4. The Right to Sign

The fourth but intangible challenge to remote signing is the loss of the “Human Right to Sign.”  Technology brings us convenience but is increasingly a dehumanizing force. There is a global recognition and return in the education of young students to include teaching cursive handwriting. This is shown to improve a variety of cognitive and motor skills. 

“Abandoning the right of human consent that handwriting has expertly delivered, is the proverbial slippery slope with no clear bottom that voids the notion that professional or personal signing authority is not just a legal bond but also a personal one.”

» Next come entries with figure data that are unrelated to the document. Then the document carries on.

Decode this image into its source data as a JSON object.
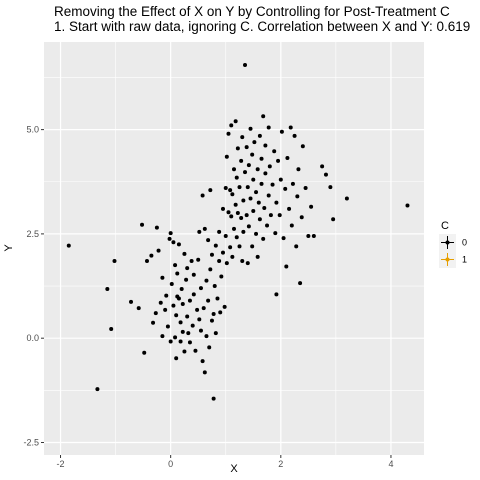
{
  "chart_data": {
    "type": "scatter",
    "title": "Removing the Effect of X on Y by Controlling for Post-Treatment C",
    "subtitle": "1. Start with raw data, ignoring C. Correlation between X and Y: 0.619",
    "xlabel": "X",
    "ylabel": "Y",
    "xlim": [
      -2.3,
      4.6
    ],
    "ylim": [
      -2.8,
      7.1
    ],
    "x_ticks": [
      -2,
      0,
      2,
      4
    ],
    "x_tick_labels": [
      "-2",
      "0",
      "2",
      "4"
    ],
    "y_ticks": [
      -2.5,
      0,
      2.5,
      5
    ],
    "y_tick_labels": [
      "-2.5",
      "0.0",
      "2.5",
      "5.0"
    ],
    "grid": true,
    "legend": {
      "title": "C",
      "position": "right",
      "items": [
        {
          "label": "0",
          "color": "#000000"
        },
        {
          "label": "1",
          "color": "#E69F00"
        }
      ]
    },
    "point_color": "#000000",
    "panel_background": "#EBEBEB",
    "grid_color": "#FFFFFF",
    "points": [
      [
        -1.85,
        2.22
      ],
      [
        -1.33,
        -1.22
      ],
      [
        -1.15,
        1.18
      ],
      [
        -1.08,
        0.22
      ],
      [
        -1.02,
        1.85
      ],
      [
        -0.72,
        0.87
      ],
      [
        -0.58,
        0.72
      ],
      [
        -0.52,
        2.72
      ],
      [
        -0.48,
        -0.35
      ],
      [
        -0.43,
        1.85
      ],
      [
        -0.35,
        1.98
      ],
      [
        -0.32,
        0.37
      ],
      [
        -0.27,
        0.6
      ],
      [
        -0.25,
        2.65
      ],
      [
        -0.22,
        2.1
      ],
      [
        -0.18,
        0.85
      ],
      [
        -0.15,
        0.05
      ],
      [
        -0.15,
        1.45
      ],
      [
        -0.1,
        0.68
      ],
      [
        -0.08,
        1.02
      ],
      [
        -0.05,
        0.28
      ],
      [
        -0.02,
        2.38
      ],
      [
        0.0,
        2.52
      ],
      [
        0.0,
        -0.08
      ],
      [
        0.02,
        1.3
      ],
      [
        0.05,
        0.78
      ],
      [
        0.05,
        2.3
      ],
      [
        0.08,
        0.02
      ],
      [
        0.08,
        1.75
      ],
      [
        0.1,
        0.55
      ],
      [
        0.1,
        -0.48
      ],
      [
        0.12,
        1.0
      ],
      [
        0.12,
        1.55
      ],
      [
        0.15,
        2.25
      ],
      [
        0.15,
        0.95
      ],
      [
        0.18,
        0.38
      ],
      [
        0.18,
        -0.08
      ],
      [
        0.2,
        1.18
      ],
      [
        0.22,
        0.15
      ],
      [
        0.22,
        0.82
      ],
      [
        0.25,
        2.02
      ],
      [
        0.25,
        -0.32
      ],
      [
        0.28,
        1.4
      ],
      [
        0.3,
        0.52
      ],
      [
        0.3,
        1.68
      ],
      [
        0.32,
        0.12
      ],
      [
        0.35,
        0.9
      ],
      [
        0.35,
        -0.1
      ],
      [
        0.38,
        1.85
      ],
      [
        0.4,
        0.3
      ],
      [
        0.42,
        1.05
      ],
      [
        0.42,
        1.52
      ],
      [
        0.45,
        -0.3
      ],
      [
        0.48,
        0.68
      ],
      [
        0.5,
        1.88
      ],
      [
        0.52,
        0.45
      ],
      [
        0.52,
        2.55
      ],
      [
        0.55,
        0.18
      ],
      [
        0.55,
        1.2
      ],
      [
        0.58,
        3.42
      ],
      [
        0.58,
        -0.55
      ],
      [
        0.6,
        0.72
      ],
      [
        0.62,
        2.62
      ],
      [
        0.62,
        -0.82
      ],
      [
        0.65,
        1.38
      ],
      [
        0.65,
        0.05
      ],
      [
        0.68,
        0.9
      ],
      [
        0.68,
        2.35
      ],
      [
        0.7,
        -0.22
      ],
      [
        0.72,
        1.65
      ],
      [
        0.72,
        3.55
      ],
      [
        0.75,
        0.42
      ],
      [
        0.75,
        2.0
      ],
      [
        0.78,
        0.58
      ],
      [
        0.78,
        -1.45
      ],
      [
        0.8,
        1.25
      ],
      [
        0.82,
        2.22
      ],
      [
        0.82,
        0.12
      ],
      [
        0.85,
        0.95
      ],
      [
        0.88,
        1.85
      ],
      [
        0.88,
        2.55
      ],
      [
        0.9,
        0.62
      ],
      [
        0.92,
        1.48
      ],
      [
        0.95,
        3.1
      ],
      [
        0.95,
        2.05
      ],
      [
        0.98,
        0.75
      ],
      [
        1.0,
        2.45
      ],
      [
        1.0,
        3.6
      ],
      [
        1.02,
        1.8
      ],
      [
        1.02,
        4.35
      ],
      [
        1.05,
        3.02
      ],
      [
        1.05,
        4.9
      ],
      [
        1.08,
        2.18
      ],
      [
        1.08,
        3.55
      ],
      [
        1.1,
        5.1
      ],
      [
        1.1,
        2.92
      ],
      [
        1.12,
        3.45
      ],
      [
        1.12,
        1.95
      ],
      [
        1.15,
        4.05
      ],
      [
        1.15,
        2.62
      ],
      [
        1.18,
        3.2
      ],
      [
        1.18,
        5.2
      ],
      [
        1.2,
        2.42
      ],
      [
        1.2,
        3.85
      ],
      [
        1.22,
        4.55
      ],
      [
        1.22,
        3.0
      ],
      [
        1.25,
        2.2
      ],
      [
        1.25,
        3.62
      ],
      [
        1.28,
        4.25
      ],
      [
        1.28,
        2.88
      ],
      [
        1.3,
        1.85
      ],
      [
        1.3,
        4.82
      ],
      [
        1.32,
        3.3
      ],
      [
        1.32,
        2.55
      ],
      [
        1.35,
        6.55
      ],
      [
        1.35,
        3.98
      ],
      [
        1.38,
        2.95
      ],
      [
        1.38,
        4.58
      ],
      [
        1.4,
        3.62
      ],
      [
        1.4,
        1.8
      ],
      [
        1.42,
        4.15
      ],
      [
        1.42,
        2.68
      ],
      [
        1.45,
        3.35
      ],
      [
        1.45,
        5.02
      ],
      [
        1.48,
        2.2
      ],
      [
        1.48,
        4.4
      ],
      [
        1.5,
        3.05
      ],
      [
        1.5,
        3.8
      ],
      [
        1.52,
        4.7
      ],
      [
        1.55,
        2.5
      ],
      [
        1.55,
        3.5
      ],
      [
        1.58,
        4.05
      ],
      [
        1.58,
        1.95
      ],
      [
        1.6,
        3.25
      ],
      [
        1.62,
        4.85
      ],
      [
        1.62,
        2.85
      ],
      [
        1.65,
        3.7
      ],
      [
        1.65,
        4.3
      ],
      [
        1.68,
        5.32
      ],
      [
        1.68,
        2.38
      ],
      [
        1.7,
        3.12
      ],
      [
        1.72,
        3.95
      ],
      [
        1.72,
        4.62
      ],
      [
        1.75,
        2.7
      ],
      [
        1.78,
        3.42
      ],
      [
        1.78,
        5.05
      ],
      [
        1.8,
        4.12
      ],
      [
        1.82,
        2.95
      ],
      [
        1.85,
        3.68
      ],
      [
        1.88,
        4.48
      ],
      [
        1.9,
        2.52
      ],
      [
        1.92,
        3.25
      ],
      [
        1.92,
        1.05
      ],
      [
        1.95,
        4.25
      ],
      [
        1.98,
        2.95
      ],
      [
        2.0,
        3.8
      ],
      [
        2.02,
        4.95
      ],
      [
        2.05,
        2.4
      ],
      [
        2.08,
        3.58
      ],
      [
        2.1,
        1.72
      ],
      [
        2.12,
        4.32
      ],
      [
        2.15,
        3.1
      ],
      [
        2.18,
        5.05
      ],
      [
        2.2,
        2.7
      ],
      [
        2.22,
        3.7
      ],
      [
        2.25,
        4.85
      ],
      [
        2.28,
        2.2
      ],
      [
        2.3,
        3.4
      ],
      [
        2.32,
        4.05
      ],
      [
        2.35,
        1.32
      ],
      [
        2.38,
        2.9
      ],
      [
        2.4,
        4.6
      ],
      [
        2.45,
        3.6
      ],
      [
        2.5,
        2.45
      ],
      [
        2.55,
        3.15
      ],
      [
        2.6,
        2.45
      ],
      [
        2.75,
        4.12
      ],
      [
        2.82,
        3.92
      ],
      [
        2.9,
        3.62
      ],
      [
        2.95,
        2.85
      ],
      [
        3.2,
        3.35
      ],
      [
        4.3,
        3.18
      ]
    ]
  }
}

Whether it be an important piece of legislation, an internal government or corporate decision, or an important personal legal or financial document, society and governments, on behalf of their citizens, need to acknowledge that abandoning the right of human consent that handwriting has expertly delivered, is the proverbial slippery slope with no clear bottom that voids the notion that professional or personal signing authority is not just a legal bond but also a personal one. Original signatures and human intent have a strong history of success in binding transaction assuredness. To take that control and undeniable benefits away is a denial of the Right to Sign as well as the Write to Sign.  

Canada’s Charter of Rights and Freedoms is recognized globally. It is too late to add the Right to Sign, but it is important to remember that when the Charter was signed, there was an iconic picture of Queen Elizabeth II and Pierre Elliot Trudeau at a table together as the Charter was physically signed into law.